Is Writing and Obsession, or is it Madness?

A friend of mine who has sold short stories to several major magazines decided to ‘move up’ to writing longer fiction. I thought her plot was rather good, but she found herself bogged down in all of the endless details that go into creating a longer work of fiction.

“I thought I left all of the stress behind me when I quit my job,” she complained. “Considering my past experience, this was supposed to be easy.”

Welcome to the real world of writing, I thought. There are two kinds of writers. Those who enjoy what we are doing so much it would be impossible to quit, and those who slog through a morass of details like the Doughboys in France during WWI.

Having recently completed book number two in a three book series, I am well familiar with the details involved in creating a work of fiction. From conception to completion of ‘book one,’ I wrote four other novels and a large number of stories and articles. I didn’t want to write a series, but the plot and the characters kept nagging at me and often kept me awake at night. Mostly, it was the bookkeeping end of the task that kept me from moving forward at the same satisfying pace to which I was accustomed. There was always just one more detail to research. It took time.

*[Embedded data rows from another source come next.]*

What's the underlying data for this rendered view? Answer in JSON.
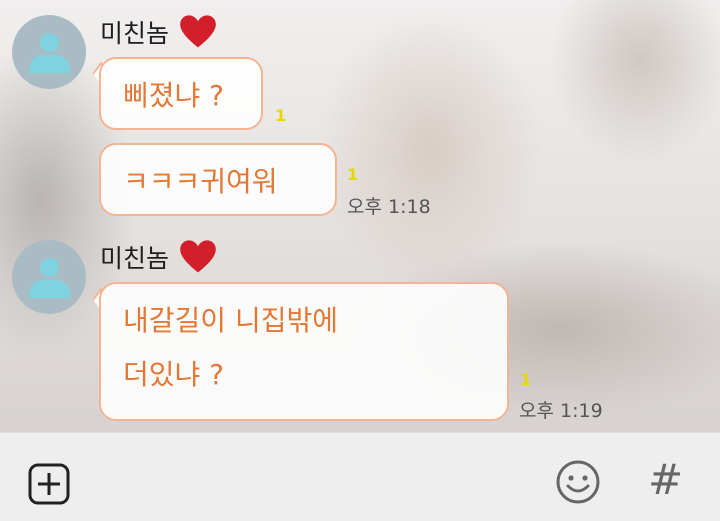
{
  "messages": [
    {
      "sender": "미친놈",
      "bubbles": [
        {
          "text": "삐졌냐 ?",
          "unread": "1"
        },
        {
          "text": "ㅋㅋㅋ귀여워",
          "unread": "1",
          "time": "오후 1:18"
        }
      ]
    },
    {
      "sender": "미친놈",
      "bubbles": [
        {
          "lines": [
            "내갈길이 니집밖에",
            "더있냐 ?"
          ],
          "unread": "1",
          "time": "오후 1:19"
        }
      ]
    }
  ],
  "colors": {
    "bubble_text": "#e57734",
    "bubble_border": "#f3b493",
    "unread_count": "#e6d700",
    "heart": "#d21f2a",
    "avatar_bg": "#a9bcc3",
    "avatar_figure": "#7fd3e0"
  },
  "bottom_bar": {
    "icons": [
      "add-icon",
      "emoji-icon",
      "hashtag-icon"
    ],
    "hashtag_label": "#"
  }
}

It is within the realm of possibility that some books could be written without the author making a note, doing any research, or agonizing for long hours over plot details. It is possible, but not likely.

Some author once answered a question from a magazine writer who wanted to know, ‘what is it like to write a novel?’

‘You just sit down at your typewriter and open a vein,’ was the answer. Others have pointed out, rather accurately I thought, that writing is not what you do, but what you are. This naturally carries us over into the discussion of whether writers are born into the craft, or if it can be learned. From my own observations, I have come to the conclusion that most of us were born that way. It is not to say that the craft cannot be improved by much study and practice, but I believe that it is another of those driving obsessions like drug abuse, or kleptomania. I have a lot more to say on the subject, but I need to get back to my novel . . .


~kate said...

I was once asked if just anybody can be a writer. My answer is that nearly anyone can learn the mechanics of writing - grammar, spelling, parts of speech, etc. but not everyone is a storyteller. And that, I think, is the key to being a writer...that you can tell a good enough story that somebody will want to read. That's a gift.

Anonymous said...

There is no c in obsession.

Sally A Wolf said...

I think that it is like a drug once you take a little you need more and more to be satisfied. I am not yet published but I write anyway just because I have to if I don't I become irritable and mean.

Milton T. Burton said...

There was a moment of horror (I'm not joking here) about a year before I sold my first novel when I realized I couldn't quit writing on the one hand and that I might never earn a dime by doing so on the other. That was a very freaky moment. Somewhat depressing. I don't know what writing is for others, but once I began it soon became a compulsion.